Gene Regulatory Toggle Switch

The genetic toggle switch is a minimal synthetic biology motif: two genes encode repressors A and B, and each repressor inhibits expression of the other gene. This simulator uses nondimensional Hill equations dA/dt = β + α_A/(1+Bⁿ) − A and dB/dt = β + α_B/(1+Aⁿ) − B. When repression is cooperative enough, the phase-plane nullclines intersect so that two stable attractors coexist: A-high/B-low and B-high/A-low. The current inducer bias changes the relative expression strengths α_A and α_B. The time-series panel shows deterministic relaxation plus optional expression noise, the phase portrait overlays the trajectory with both nullclines, and the hysteresis panel sweeps the bias upward and downward to show memory: the switch flips at different thresholds depending on its previous state.

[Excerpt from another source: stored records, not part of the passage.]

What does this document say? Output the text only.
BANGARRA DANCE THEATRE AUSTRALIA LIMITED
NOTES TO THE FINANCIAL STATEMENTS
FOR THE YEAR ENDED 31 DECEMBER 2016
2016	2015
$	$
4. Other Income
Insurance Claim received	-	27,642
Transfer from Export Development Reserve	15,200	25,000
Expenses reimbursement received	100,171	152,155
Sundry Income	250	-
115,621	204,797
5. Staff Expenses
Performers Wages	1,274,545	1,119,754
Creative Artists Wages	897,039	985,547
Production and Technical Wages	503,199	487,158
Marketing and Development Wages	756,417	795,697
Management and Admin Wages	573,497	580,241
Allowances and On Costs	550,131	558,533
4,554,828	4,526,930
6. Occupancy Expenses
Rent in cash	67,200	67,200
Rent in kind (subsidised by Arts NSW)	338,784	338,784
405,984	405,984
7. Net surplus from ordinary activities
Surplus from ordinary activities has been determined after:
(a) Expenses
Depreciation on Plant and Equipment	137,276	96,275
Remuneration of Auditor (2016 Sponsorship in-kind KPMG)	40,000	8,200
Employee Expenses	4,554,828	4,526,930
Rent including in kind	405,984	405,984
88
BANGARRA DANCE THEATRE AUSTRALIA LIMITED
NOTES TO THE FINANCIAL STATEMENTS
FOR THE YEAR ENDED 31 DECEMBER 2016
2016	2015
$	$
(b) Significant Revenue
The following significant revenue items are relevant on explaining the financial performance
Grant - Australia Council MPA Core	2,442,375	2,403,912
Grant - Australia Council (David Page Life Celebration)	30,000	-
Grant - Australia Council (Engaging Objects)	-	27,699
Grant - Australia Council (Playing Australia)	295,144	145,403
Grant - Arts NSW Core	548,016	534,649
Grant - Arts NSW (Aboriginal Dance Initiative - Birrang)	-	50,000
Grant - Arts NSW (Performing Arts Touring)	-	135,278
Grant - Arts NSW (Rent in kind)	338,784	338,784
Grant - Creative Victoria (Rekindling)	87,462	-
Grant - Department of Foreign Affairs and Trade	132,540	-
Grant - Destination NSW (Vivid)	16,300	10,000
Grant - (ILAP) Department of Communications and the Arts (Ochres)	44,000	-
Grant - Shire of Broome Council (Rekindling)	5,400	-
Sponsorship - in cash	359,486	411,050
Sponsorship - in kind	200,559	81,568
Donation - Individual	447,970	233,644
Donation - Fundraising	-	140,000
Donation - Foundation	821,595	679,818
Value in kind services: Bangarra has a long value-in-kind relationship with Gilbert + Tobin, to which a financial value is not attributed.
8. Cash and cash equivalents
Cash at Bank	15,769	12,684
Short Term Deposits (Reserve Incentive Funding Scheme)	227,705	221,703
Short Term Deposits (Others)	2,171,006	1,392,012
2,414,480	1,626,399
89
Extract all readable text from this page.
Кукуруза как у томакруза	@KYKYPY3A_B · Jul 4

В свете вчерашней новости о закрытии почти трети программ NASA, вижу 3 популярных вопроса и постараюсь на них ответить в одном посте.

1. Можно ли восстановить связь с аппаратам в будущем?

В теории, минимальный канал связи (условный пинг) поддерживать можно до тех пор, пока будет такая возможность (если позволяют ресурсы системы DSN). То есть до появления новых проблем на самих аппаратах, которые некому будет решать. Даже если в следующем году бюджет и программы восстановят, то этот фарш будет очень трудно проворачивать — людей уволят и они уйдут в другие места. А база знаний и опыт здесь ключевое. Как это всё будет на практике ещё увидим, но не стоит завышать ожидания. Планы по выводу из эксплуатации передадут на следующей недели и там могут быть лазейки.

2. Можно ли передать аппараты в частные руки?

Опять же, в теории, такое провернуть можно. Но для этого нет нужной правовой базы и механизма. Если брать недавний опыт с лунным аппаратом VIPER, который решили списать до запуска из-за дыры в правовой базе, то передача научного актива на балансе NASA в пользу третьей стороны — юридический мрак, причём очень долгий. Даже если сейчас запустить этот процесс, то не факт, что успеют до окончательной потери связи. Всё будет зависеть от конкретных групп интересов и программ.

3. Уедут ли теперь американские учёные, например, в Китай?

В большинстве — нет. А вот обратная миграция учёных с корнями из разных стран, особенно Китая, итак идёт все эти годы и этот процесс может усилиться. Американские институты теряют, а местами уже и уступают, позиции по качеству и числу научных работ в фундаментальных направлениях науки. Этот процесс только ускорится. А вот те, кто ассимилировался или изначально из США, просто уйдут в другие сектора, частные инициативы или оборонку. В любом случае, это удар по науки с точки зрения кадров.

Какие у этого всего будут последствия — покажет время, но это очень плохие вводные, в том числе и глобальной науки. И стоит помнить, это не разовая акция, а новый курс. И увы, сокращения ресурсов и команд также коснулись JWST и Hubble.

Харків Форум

Who it's for: Students in systems biology, synthetic biology, nonlinear dynamics, or biophysics learning gene circuits, bistability, and stochastic switching.

Key terms

  • Genetic toggle switch
  • Mutual repression
  • Hill function
  • Bistability
  • Hysteresis
  • Nullcline
  • Attractor
  • Noise-driven switching

The phase portrait shows why memory appears: two attractors coexist when nullclines intersect on stable outer branches. The hysteresis panel keeps the previous state while bias is swept.

Live graphs

Toggle switch

4
3
0
0.05
0.02
7

Two genes mutually repress each other: dA/dt = leak + α_A/(1+B^n) − A and dB/dt = leak + α_B/(1+A^n) − B. Cooperative repression (large n) creates two stable expression states.

Measured values

final stateA-high / B-low
final A / B4.04 / 0.14
noise switches0
hysteresis width0.90 bias

How it works

A mutual-repression genetic toggle switch: cooperative Hill repression creates bistability, hysteresis under inducer sweeps, and noise-driven switching between expression states.

Key equations

dA/dt = β + α_A/(1+Bⁿ) − A, dB/dt = β + α_B/(1+Aⁿ) − B, with inducer bias setting α_A = αeˢ, α_B = αe⁻ˢ. Noise is additive Langevin-style expression noise.

Frequently asked questions

Why is Hill cooperativity important?
Without a sufficiently steep repression curve, the nullclines usually intersect in only one stable state. Cooperative binding makes the response switch-like, allowing two stable expression states to coexist.
What does the hysteresis loop mean biologically?
It means the circuit has memory. The inducer level needed to flip from B-high to A-high differs from the level needed to flip back, so cells can remember a past stimulus after the bias is partially removed.
How does noise cause switching?
Expression noise randomly perturbs A and B. If a fluctuation is large enough to cross the separatrix between basins of attraction, the deterministic dynamics carry the circuit into the other stable state.